- IATA: none; ICAO: none; FAA LID: 0T7;

Summary
- Airport type: Public
- Owner: Kittyhawk Estates Assn.
- Serves: Allen, Texas
- Elevation AMSL: 700 ft / 213 m
- Coordinates: 33°07′34″N 096°41′01″W﻿ / ﻿33.12611°N 96.68361°W

Map
- 0T7

Runways
| Direction | Length |  | Surface |
| ft | m |
| 18/36 | 2,300 | 701 | Turf |

Statistics (2008)
- Aircraft operations: 3,300
- Based aircraft: 11
- Source: Federal Aviation Administration

= Kittyhawk Airport =

Former airport in Allen, Texas, United States

Kittyhawk Airport was a privately owned public-use airport located one nautical mile (2 km) northwest of the central business district of Allen, a city in Collin County, Texas, United States.

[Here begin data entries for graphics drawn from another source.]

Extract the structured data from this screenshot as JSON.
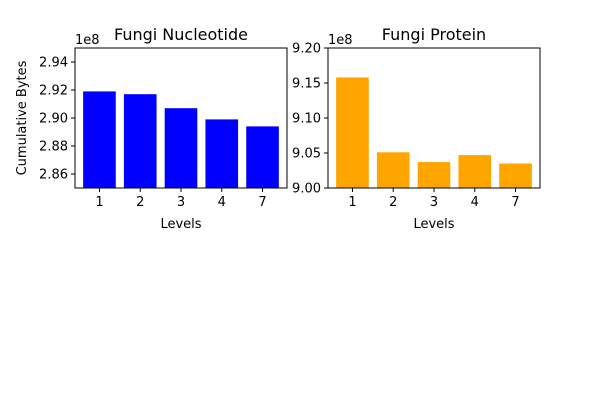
{
  "chart_data": [
    {
      "type": "bar",
      "title": "Fungi Nucleotide",
      "xlabel": "Levels",
      "ylabel": "Cumulative Bytes",
      "offset_label": "1e8",
      "categories": [
        "1",
        "2",
        "3",
        "4",
        "7"
      ],
      "values": [
        2.919,
        2.917,
        2.907,
        2.899,
        2.894
      ],
      "ylim": [
        2.85,
        2.95
      ],
      "yticks": [
        2.86,
        2.88,
        2.9,
        2.92,
        2.94
      ],
      "ytick_labels": [
        "2.86",
        "2.88",
        "2.90",
        "2.92",
        "2.94"
      ],
      "color": "#0000ff",
      "grid": false
    },
    {
      "type": "bar",
      "title": "Fungi Protein",
      "xlabel": "Levels",
      "ylabel": "",
      "offset_label": "1e8",
      "categories": [
        "1",
        "2",
        "3",
        "4",
        "7"
      ],
      "values": [
        9.158,
        9.051,
        9.037,
        9.047,
        9.035
      ],
      "ylim": [
        9.0,
        9.2
      ],
      "yticks": [
        9.0,
        9.05,
        9.1,
        9.15,
        9.2
      ],
      "ytick_labels": [
        "9.00",
        "9.05",
        "9.10",
        "9.15",
        "9.20"
      ],
      "color": "#ffa500",
      "grid": false
    }
  ]
}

== Facilities and aircraft ==
Kittyhawk Airport covered an area of 66 acres (27 ha) at an elevation of 700 feet (213 m) above mean sea level. It had one runway designated 18/36 with a turf surface measuring 2,300 by 195 feet (701 x 59 m).

For the 12-month period ending August 29, 2008, the airport had 3,300 general aviation aircraft operations, an average of 275 per month. At that time there were 11 aircraft based at this airport: 91% single-engine and 9% multi-engine.

== Redevelopment ==
In 2012, it was announced that Kittyhawk Airport would be redeveloped into a single family home community with homes built by Pulte Homes and Grand Homes. The 66-acre tract of land was purchased by JBLG Capital LP of Dallas after 7 of the 10 property owners agreed to sell. In addition, 3.5-acres of land was purchased from Allen Independent School District. The name of the community would be known as the "Landings at Kittyhawk" or simply "The Landings".